Sunday, November 04, 2012
I read something a few weeks ago and it has been battering around in my mind ever since. It came from Stephen Greenblatt’s Pulitzer Prize winner, The Swerve: How the World Became Modern. I haven’t read this yet; as a cataloguer I tend to get my hands on a lot of interesting books and have a chance to flip through them and take a peek into them before sending them to the shelves for others to check out.
What caught my eye was a quote from The Nature of Things by Lucretius, whose resurgence in the Renaissance is what The Swerve is about.
It said : “The greatest obstacle to pleasure is not pain, it is delusion.”
It made me think about the ways we delude ourselves, about the things we tell ourselves, about the things we tell others. It made me think about how we act and react to things that happen in our lives, and what we tell ourselves about why we are reacting in that way.
I bought a corset. Perhaps I should back up here and say that I absolutely love Steampunk. LUV IT! If I was twenty I’d dress Steampunk all the time. The anachronistic twist is brilliant. Very Doctor Who! Any road, Halloween was around the corner, so I bought a corset, and bought the size I should have worn, but it wouldn’t fit. Yes, they are meant to be tight, but this was more than that. It would not fit.

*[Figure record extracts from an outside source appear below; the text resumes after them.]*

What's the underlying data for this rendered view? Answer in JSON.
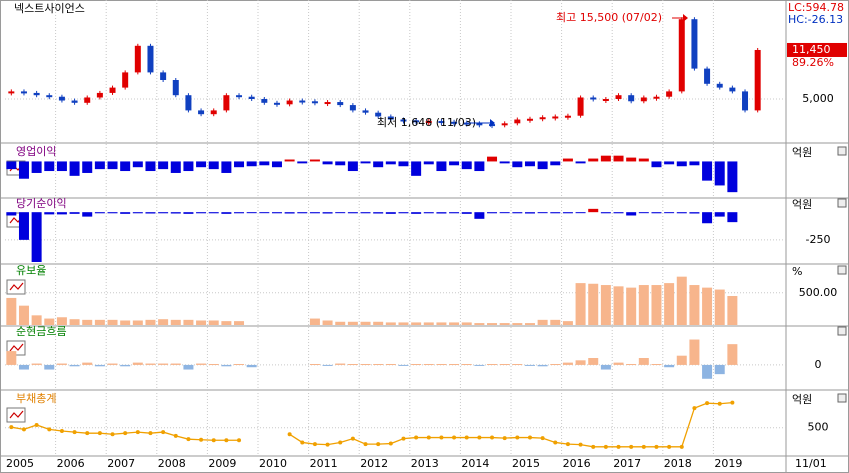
{
  "title": "넥스트사이언스",
  "x_axis": {
    "labels": [
      "2005",
      "2006",
      "2007",
      "2008",
      "2009",
      "2010",
      "2011",
      "2012",
      "2013",
      "2014",
      "2015",
      "2016",
      "2017",
      "2018",
      "2019",
      "11/01"
    ]
  },
  "chart_data": [
    {
      "type": "candle",
      "lc_label": "LC:594.78",
      "hc_label": "HC:-26.13",
      "last_label": "11,450",
      "change_label": "89.26%",
      "annotations": [
        "최고 15,500 (07/02)",
        "최저 1,648 (11/03)"
      ],
      "up_color": "#e00000",
      "down_color": "#1040c0",
      "ylim": [
        0,
        17500
      ],
      "yticks": [
        {
          "value": 5000,
          "label": "5,000"
        }
      ],
      "values": [
        6000,
        5800,
        5500,
        5300,
        4800,
        4500,
        5200,
        5800,
        6500,
        8500,
        12000,
        8500,
        7500,
        5500,
        3500,
        3000,
        3500,
        5500,
        5300,
        5000,
        4500,
        4300,
        4800,
        4700,
        4500,
        4600,
        4200,
        3500,
        3200,
        2700,
        2300,
        2200,
        2000,
        2100,
        2000,
        1900,
        1800,
        1700,
        1648,
        1800,
        2300,
        2400,
        2600,
        2700,
        2800,
        5200,
        5000,
        5000,
        5500,
        4700,
        5200,
        5300,
        6000,
        15500,
        9000,
        7000,
        6500,
        6000,
        3500,
        11450
      ]
    },
    {
      "type": "bar",
      "title": "영업이익",
      "title_color": "#800080",
      "unit": "억원",
      "up_color": "#e00000",
      "down_color": "#0000dd",
      "ylim": [
        -36,
        14
      ],
      "yticks": [],
      "values": [
        -8,
        -18,
        -12,
        -10,
        -10,
        -15,
        -12,
        -8,
        -8,
        -10,
        -6,
        -10,
        -8,
        -12,
        -10,
        -6,
        -8,
        -12,
        -6,
        -5,
        -4,
        -6,
        2,
        -2,
        2,
        -3,
        -4,
        -10,
        -2,
        -6,
        -3,
        -5,
        -15,
        -3,
        -10,
        -4,
        -8,
        -10,
        5,
        -2,
        -6,
        -5,
        -8,
        -4,
        3,
        -2,
        3,
        6,
        6,
        4,
        3,
        -6,
        -3,
        -5,
        -4,
        -20,
        -25,
        -32,
        null,
        null
      ]
    },
    {
      "type": "bar",
      "title": "당기순이익",
      "title_color": "#800080",
      "unit": "억원",
      "up_color": "#e00000",
      "down_color": "#0000dd",
      "ylim": [
        -450,
        110
      ],
      "yticks": [
        -250
      ],
      "values": [
        -30,
        -250,
        -450,
        -20,
        -20,
        -15,
        -40,
        -10,
        -10,
        -15,
        -10,
        -12,
        -10,
        -12,
        -15,
        -10,
        -10,
        -15,
        -10,
        -8,
        -8,
        -10,
        -12,
        -10,
        -10,
        -12,
        -8,
        -10,
        -10,
        -12,
        -15,
        -10,
        -15,
        -10,
        -12,
        -10,
        -15,
        -60,
        -10,
        -8,
        -10,
        -12,
        -8,
        -10,
        -10,
        -5,
        30,
        -10,
        -10,
        -30,
        -8,
        -10,
        -8,
        -10,
        -12,
        -100,
        -40,
        -90,
        null,
        null
      ]
    },
    {
      "type": "bar",
      "title": "유보율",
      "title_color": "#008000",
      "unit": "%",
      "up_color": "#f7b58c",
      "down_color": "#f7b58c",
      "ylim": [
        0,
        900
      ],
      "yticks": [
        {
          "value": 500,
          "label": "500.00"
        }
      ],
      "values": [
        420,
        300,
        150,
        100,
        120,
        90,
        80,
        80,
        80,
        70,
        70,
        80,
        90,
        80,
        80,
        70,
        70,
        60,
        60,
        null,
        null,
        null,
        null,
        null,
        100,
        70,
        50,
        50,
        50,
        50,
        40,
        40,
        40,
        40,
        40,
        40,
        40,
        30,
        30,
        30,
        30,
        30,
        80,
        80,
        60,
        650,
        640,
        620,
        600,
        580,
        620,
        620,
        650,
        750,
        620,
        580,
        550,
        450,
        null,
        null
      ]
    },
    {
      "type": "bar",
      "title": "순현금흐름",
      "title_color": "#008000",
      "up_color": "#f7b58c",
      "down_color": "#8db4e2",
      "ylim": [
        -50,
        80
      ],
      "yticks": [
        0
      ],
      "values": [
        30,
        -10,
        3,
        -10,
        3,
        -3,
        5,
        -3,
        3,
        -3,
        5,
        3,
        3,
        3,
        -10,
        3,
        2,
        -3,
        2,
        -5,
        null,
        null,
        null,
        null,
        2,
        -2,
        3,
        2,
        2,
        2,
        2,
        -2,
        2,
        2,
        2,
        2,
        2,
        -2,
        2,
        2,
        2,
        -2,
        -3,
        2,
        5,
        10,
        15,
        -10,
        5,
        2,
        15,
        2,
        -5,
        20,
        55,
        -30,
        -20,
        45,
        null,
        null
      ]
    },
    {
      "type": "line",
      "title": "부채총계",
      "title_color": "#e08000",
      "unit": "억원",
      "color": "#f0a000",
      "ylim": [
        0,
        1100
      ],
      "yticks": [
        500
      ],
      "values": [
        510,
        470,
        550,
        470,
        440,
        420,
        400,
        400,
        380,
        400,
        420,
        400,
        420,
        350,
        290,
        280,
        270,
        270,
        270,
        null,
        null,
        null,
        380,
        230,
        200,
        190,
        230,
        300,
        200,
        200,
        210,
        300,
        320,
        320,
        320,
        320,
        320,
        320,
        320,
        310,
        320,
        320,
        310,
        230,
        200,
        190,
        150,
        150,
        150,
        150,
        150,
        150,
        150,
        150,
        860,
        950,
        940,
        960,
        null,
        null
      ]
    }
  ]
}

So I measured my waist. Something I haven’t done since April. APRIL!!!! April????? Yep. Went back and checked and since April two inches have plumped back onto my waist. I haven’t weighed myself since August 22nd either.
I knew that I had plumped. I would like to say I let circumstance get away from me. But that would be delusion, would it not? Yes, things happened that I couldn’t control. Believe me, I would never have allowed my Core Conditioning Instructor’s husband get sent to South Carolina if I had had any say in it. I would not have hired the replacement the gym did. The new instructor doesn’t like to believe that anyone has restrictions. She says things like ‘you are cheating yourself if you don’t do this to the max!’ when I actually hurt myself trying to push beyond what I knew I should do.
It was beyond my control that the pool got shut down. Swimming had become my other than running training, not to mention, the gym and the natatorium were where I’d been weighing myself.
I want to say that I was experimenting a bit that I was pushing the envelope a little to see how far I could reel myself out and still be able to reel myself back in. That I allowed time to get away from me, as time does…and you know what, before reading that quote, I might have even believed that.
The truth is that I got a bit lazy. While I did continue to track my food, and while I did stay within the calories I had been allowed, I never did adjust for losing that day of exercise, and I never replaced it with anything as intense.
I kept my balance between Carbs, Fats, and Protein, so I guess I have learned that, but the truth is that more of those Carbs were coming in the form of sugar rather than fiber, and processed sugar at that.
So, I cut back my exercise, I did not cut back my calories; I stopped measuring, I stopped weighing, but I did continue to track my nutrition. My clothes still fit, but that belly and back fat is definitely back to some extent.
And I have not been experiencing pleasure. I have felt down and irritable and haven’t known why. But delusion would certainly account for it. Especially as I try to find my center. You know how we have to put those little weights on our tires to make them spin true? I think living in delusion is like a tire without that little weight. Something is wrong, but we tell ourselves it is something other than the truth. Because the truth means seeing what is, and that can be pretty scary.
I have some soul searching to do, that’s for sure. But I am grateful to Lucretius for opening my eyes, for making me look at things straight on. It is only by naming things that we truly understand what they are, what they mean, and whether they are things that we can change or things that we must accept.
And that is the first step to experiencing pleasure and finding peace.